Le portrait constituait le genre pictural le plus caractéristique, le genre du face painting comme on le dénommait alors. Depuis, le portrait d’apparat, de famille ou de groupe est associé aux noms de peintres célèbres : Reynolds, Gainsborough, Hogarth, sans compter nombre d’artistes moins connus comme Hoppner, Cotes, Romney, Ramsay, Zoffany, Weathley, Beechey ou Lawrence. Riche de la collection de la Tate Britain, l’exposition du Musée du Luxembourg s’ouvre sur la confrontation de Reynolds et de Gainsborough, qui s’imposent et s’opposent sur ce thème à partir de 1760. Tous deux sont peintres du roi, membres de la Royal Academy, et vouent la même admiration à Van Dyck. Ils se consacrent tout entier à leur art, mais leurs méthodes de travail et leurs trajectoires sont différentes. Le premier est vanté pour son invention et son ambition, le second pour sa facilité technique. La ressemblance et l’expressivité sont la préoccupation majeure de Gainsborough, tandis que Reynolds cherche par divers moyens à ennoblir et à idéaliser ses modèles à l’aide d’attributs symboliques.

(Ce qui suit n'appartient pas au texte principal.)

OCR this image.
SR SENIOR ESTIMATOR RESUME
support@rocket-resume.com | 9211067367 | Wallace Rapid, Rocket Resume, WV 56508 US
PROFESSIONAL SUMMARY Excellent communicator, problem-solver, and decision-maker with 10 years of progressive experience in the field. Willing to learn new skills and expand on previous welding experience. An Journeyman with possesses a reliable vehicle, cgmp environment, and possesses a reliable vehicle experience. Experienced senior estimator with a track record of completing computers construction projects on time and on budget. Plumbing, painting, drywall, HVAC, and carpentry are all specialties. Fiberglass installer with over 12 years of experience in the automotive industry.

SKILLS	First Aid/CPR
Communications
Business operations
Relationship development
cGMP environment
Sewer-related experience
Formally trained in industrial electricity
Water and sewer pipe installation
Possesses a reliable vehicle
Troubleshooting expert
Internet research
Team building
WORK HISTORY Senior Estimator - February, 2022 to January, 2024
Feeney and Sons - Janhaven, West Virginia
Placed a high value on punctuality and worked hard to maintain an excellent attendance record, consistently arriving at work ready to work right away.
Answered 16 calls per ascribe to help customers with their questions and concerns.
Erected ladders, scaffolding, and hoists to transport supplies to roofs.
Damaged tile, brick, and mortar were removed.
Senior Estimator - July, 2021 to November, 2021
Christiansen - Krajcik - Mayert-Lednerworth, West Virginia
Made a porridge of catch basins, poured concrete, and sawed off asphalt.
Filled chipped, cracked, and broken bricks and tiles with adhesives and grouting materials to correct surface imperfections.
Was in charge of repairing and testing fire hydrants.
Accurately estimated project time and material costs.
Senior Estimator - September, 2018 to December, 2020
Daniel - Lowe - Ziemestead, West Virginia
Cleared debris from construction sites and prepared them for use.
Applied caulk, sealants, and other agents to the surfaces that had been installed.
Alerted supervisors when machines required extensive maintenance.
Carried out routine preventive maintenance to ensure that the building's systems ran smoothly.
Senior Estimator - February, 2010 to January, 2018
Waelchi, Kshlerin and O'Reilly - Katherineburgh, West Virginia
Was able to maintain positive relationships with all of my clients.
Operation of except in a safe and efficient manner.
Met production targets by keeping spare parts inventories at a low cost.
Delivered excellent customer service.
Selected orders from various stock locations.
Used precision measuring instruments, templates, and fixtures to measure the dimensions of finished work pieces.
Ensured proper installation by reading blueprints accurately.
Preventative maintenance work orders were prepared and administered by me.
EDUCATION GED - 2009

Parmi les œuvres de jeunesse de Gainsborough, on trouve des portraits dans un paysage conformes à la tradition de la conversation piece. C’est principalement dans ses portraits de femmes ou d’amis qu’il met au point un style original, où l’intégration des figures dans le paysage annonce le romantisme. La peinture de paysage, qui avait été reléguée au bas de l’échelle, prend à cette période une valeur nouvelle. La représentation de la campagne et de la vie rurale gagne en importance : Les Archers de Reynolds semblent tout droit sortis d’un tableau de chasse, Stubbs fait de la chasse le sujet de ses œuvres, les scènes d’écurie de Morland sont dignes de la peinture d’histoire, et Constable peint avec émotion des paysages d’arbres, d’eau et de nuages en regardant vers Ruysdaël. Mais nul autre que Turner n’a peint aussi merveilleusement les effets de la lumière et cette façon abstraite de traiter la nature. Son chromatisme vertigineux incendie ses toiles, et cette Destruction de Sodome rompt avec la linéarité des œuvres de l’exposition.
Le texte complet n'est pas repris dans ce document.